St. Paul, MN (NNCNOW.com) - A bill boosting Minnesota's minimum wage was approved by the Senate Wednesday in a 39 to 28 party-line vote.
The measure would give low wage earners $0.50 more an hour than the current federal rate.
The next stop is Conference Committee to work out the differences with the House version of the bill, one of which is how much more the minimum wage would increase.
The bill approved on the House Floor on Friday would increase Minnesota's minimum wage to $9.50 an hour by 2015, from the current state wage of $6.15 an hour.
The Senate version begins at $7.25 an hour and would top off at $7.75 by 2015.
A proposed amendment to the bill would protect tipped workers if, for example, a restaurant patron puts a tip on their credit card.
Credit card processing fees, in many cases, are deducted from the wait staff's tips.
"Restaurants, which we're talking about, have a tougher time of finding ways to cover these costs and cover that margin increase.

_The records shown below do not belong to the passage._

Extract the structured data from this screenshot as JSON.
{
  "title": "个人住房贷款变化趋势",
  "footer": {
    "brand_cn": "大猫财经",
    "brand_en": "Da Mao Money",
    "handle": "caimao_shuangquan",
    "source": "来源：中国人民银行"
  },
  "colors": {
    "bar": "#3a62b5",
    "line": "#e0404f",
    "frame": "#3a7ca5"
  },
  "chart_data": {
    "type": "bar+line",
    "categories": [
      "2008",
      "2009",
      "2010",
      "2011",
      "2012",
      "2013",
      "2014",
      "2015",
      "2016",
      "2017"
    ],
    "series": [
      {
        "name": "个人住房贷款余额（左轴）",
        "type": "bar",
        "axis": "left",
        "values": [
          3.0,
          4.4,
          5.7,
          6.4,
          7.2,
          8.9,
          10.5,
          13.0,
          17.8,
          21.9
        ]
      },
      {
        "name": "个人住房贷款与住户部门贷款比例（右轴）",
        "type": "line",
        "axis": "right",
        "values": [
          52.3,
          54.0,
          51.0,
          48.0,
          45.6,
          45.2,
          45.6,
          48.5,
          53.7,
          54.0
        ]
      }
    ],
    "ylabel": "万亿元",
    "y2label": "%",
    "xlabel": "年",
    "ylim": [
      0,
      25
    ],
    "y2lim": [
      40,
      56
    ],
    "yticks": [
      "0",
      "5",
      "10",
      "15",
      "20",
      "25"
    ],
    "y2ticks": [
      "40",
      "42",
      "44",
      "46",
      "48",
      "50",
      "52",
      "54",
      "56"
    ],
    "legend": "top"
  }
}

The only way they can do that is to start raising costs on menus," said Sen. Gary Dahms (R-Redwood Falls).
"A person that is serving us, a waiter or waitress, has come and done a good job, we decide to give them not the regular tip of 10 or 15 percent, but 25 percent because they did a fantastic job, I think they should get every dollar that we give them," said Sen. Jeff Hayden (DFL-Minneapolis).
The Senate did not adopt the amendment.
Those for the bill said while minimum wage has not increased, the cost of living has.
The opposition said it will hurt small businesses.